Ryan Horton has been involved with creating electronic music for his last three albums and it wasn’t until recently that he started implementing found sounds that he picked up in the city, the Mississippi river and wherever else he goes. He says on his Bandcamp page that he was trying to answer the question How do I use the power of electronic arrangement in the home studio, without the use of electronic sounds and instruments?
Apparently he found it because the album is very good. Not unlike Herbert or Matmos who created one of their albums A Chance to Cut is a Chance to Cure by recording medical equipment, Horton is able to disguise these sounds and make them sound so much bigger then the sum of their parts. In fact I would have to say this is more enjoyable to me then how Herbert has used found sounds.
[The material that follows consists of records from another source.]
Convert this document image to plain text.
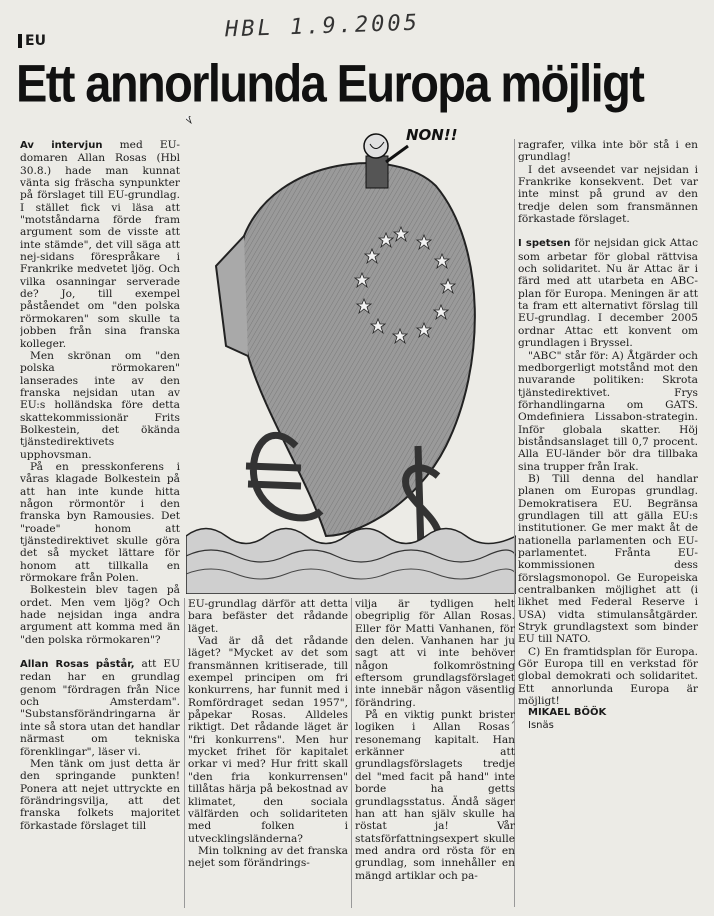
HBL 1.9.2005
EU
Ett annorlunda Europa möjligt

Av intervjun med EU-domaren Allan Rosas (Hbl 30.8.) hade man kunnat vänta sig fräscha synpunkter på förslaget till EU-grundlag. I stället fick vi läsa att "motståndarna förde fram argument som de visste att inte stämde", det vill säga att nej-sidans förespråkare i Frankrike medvetet ljög. Och vilka osanningar serverade de? Jo, till exempel påståendet om "den polska rörmokaren" som skulle ta jobben från sina franska kolleger.

Men skrönan om "den polska rörmokaren" lanserades inte av den franska nejsidan utan av EU:s holländska före detta skattekommissionär Frits Bolkestein, det ökända tjänstedirektivets upphovsman.

På en presskonferens i våras klagade Bolkestein på att han inte kunde hitta någon rörmontör i den franska byn Ramousies. Det "roade" honom att tjänstedirektivet skulle göra det så mycket lättare för honom att tillkalla en rörmokare från Polen.

Bolkestein blev tagen på ordet. Men vem ljög? Och hade nejsidan inga andra argument att komma med än "den polska rörmokaren"?

Allan Rosas påstår, att EU redan har en grundlag genom "fördragen från Nice och Amsterdam". "Substansförändringarna är inte så stora utan det handlar närmast om tekniska förenklingar", läser vi.

Men tänk om just detta är den springande punkten! Ponera att nejet uttryckte en förändringsvilja, att det franska folkets majoritet förkastade förslaget till

NON!!

EU-grundlag därför att detta bara befäster det rådande läget.

Vad är då det rådande läget? "Mycket av det som fransmännen kritiserade, till exempel principen om fri konkurrens, har funnit med i Romfördraget sedan 1957", påpekar Rosas. Alldeles riktigt. Det rådande läget är "fri konkurrens". Men hur mycket frihet för kapitalet orkar vi med? Hur fritt skall "den fria konkurrensen" tillåtas härja på bekostnad av klimatet, den sociala välfärden och solidariteten med folken i utvecklingsländerna?

Min tolkning av det franska nejet som förändrings-

vilja är tydligen helt obegriplig för Allan Rosas. Eller för Matti Vanhanen, för den delen. Vanhanen har ju sagt att vi inte behöver någon folkomröstning eftersom grundlagsförslaget inte innebär någon väsentlig förändring.

På en viktig punkt brister logiken i Allan Rosas´ resonemang kapitalt. Han erkänner att grundlagsförslagets tredje del "med facit på hand" inte borde ha getts grundlagsstatus. Ändå säger han att han själv skulle ha röstat ja! Vår statsförfattningsexpert skulle med andra ord rösta för en grundlag, som innehåller en mängd artiklar och pa-

ragrafer, vilka inte bör stå i en grundlag!

I det avseendet var nejsidan i Frankrike konsekvent. Det var inte minst på grund av den tredje delen som fransmännen förkastade förslaget.

I spetsen för nejsidan gick Attac som arbetar för global rättvisa och solidaritet. Nu är Attac är i färd med att utarbeta en ABC-plan för Europa. Meningen är att ta fram ett alternativt förslag till EU-grundlag. I december 2005 ordnar Attac ett konvent om grundlagen i Bryssel.

"ABC" står för: A) Åtgärder och medborgerligt motstånd mot den nuvarande politiken: Skrota tjänstedirektivet. Frys förhandlingarna om GATS. Omdefiniera Lissabon-strategin. Inför globala skatter. Höj biståndsanslaget till 0,7 procent. Alla EU-länder bör dra tillbaka sina trupper från Irak.

B) Till denna del handlar planen om Europas grundlag. Demokratisera EU. Begränsa grundlagen till att gälla EU:s institutioner. Ge mer makt åt de nationella parlamenten och EU-parlamentet. Fråntа EU-kommissionen dess förslagsmonopol. Ge Europeiska centralbanken möjlighet att (i likhet med Federal Reserve i USA) vidta stimulansåtgärder. Stryk grundlagstext som binder EU till NATO.

C) En framtidsplan för Europa. Gör Europa till en verkstad för global demokrati och solidaritet. Ett annorlunda Europa är möjligt!

MIKAEL BÖÖK

Isnäs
I felt like Horton really left a lot of space on this album leaving you to question what you were hearing as opposed to Herbert whom I feel is making unbelievably catchy pop songs but almost don’t see the need for the found sounds. Ryan Horton latest Listen Alone uses guitar and piano occasionally while every single rhythmatic element is a found sound.
We start things off on the right foot with “Feel All.” I would have enjoyed this song regardless of how it was made. With the complex almost disorienting rhythmic sequences that would make Richard D. James proud, the sweet spot is at the end when he starts grooving with what sounds like a vocal sample that becomes quite hypnotic.
It isn’t until “Fire” that we have a straightforward acoustic guitar plucking a simple melody. All you have to do is wait before it is cut up and treated just like any other sample he found. After a while you barely even notice the guitar. It feels like an abstraction. It was nice to hear the short but melancholy piano-based song “Expect Nothing.” It brought some emotion that I wasn’t expecting to feel from this album.
Horton created a unique, adventurous album that may be on my personal top ten for this year.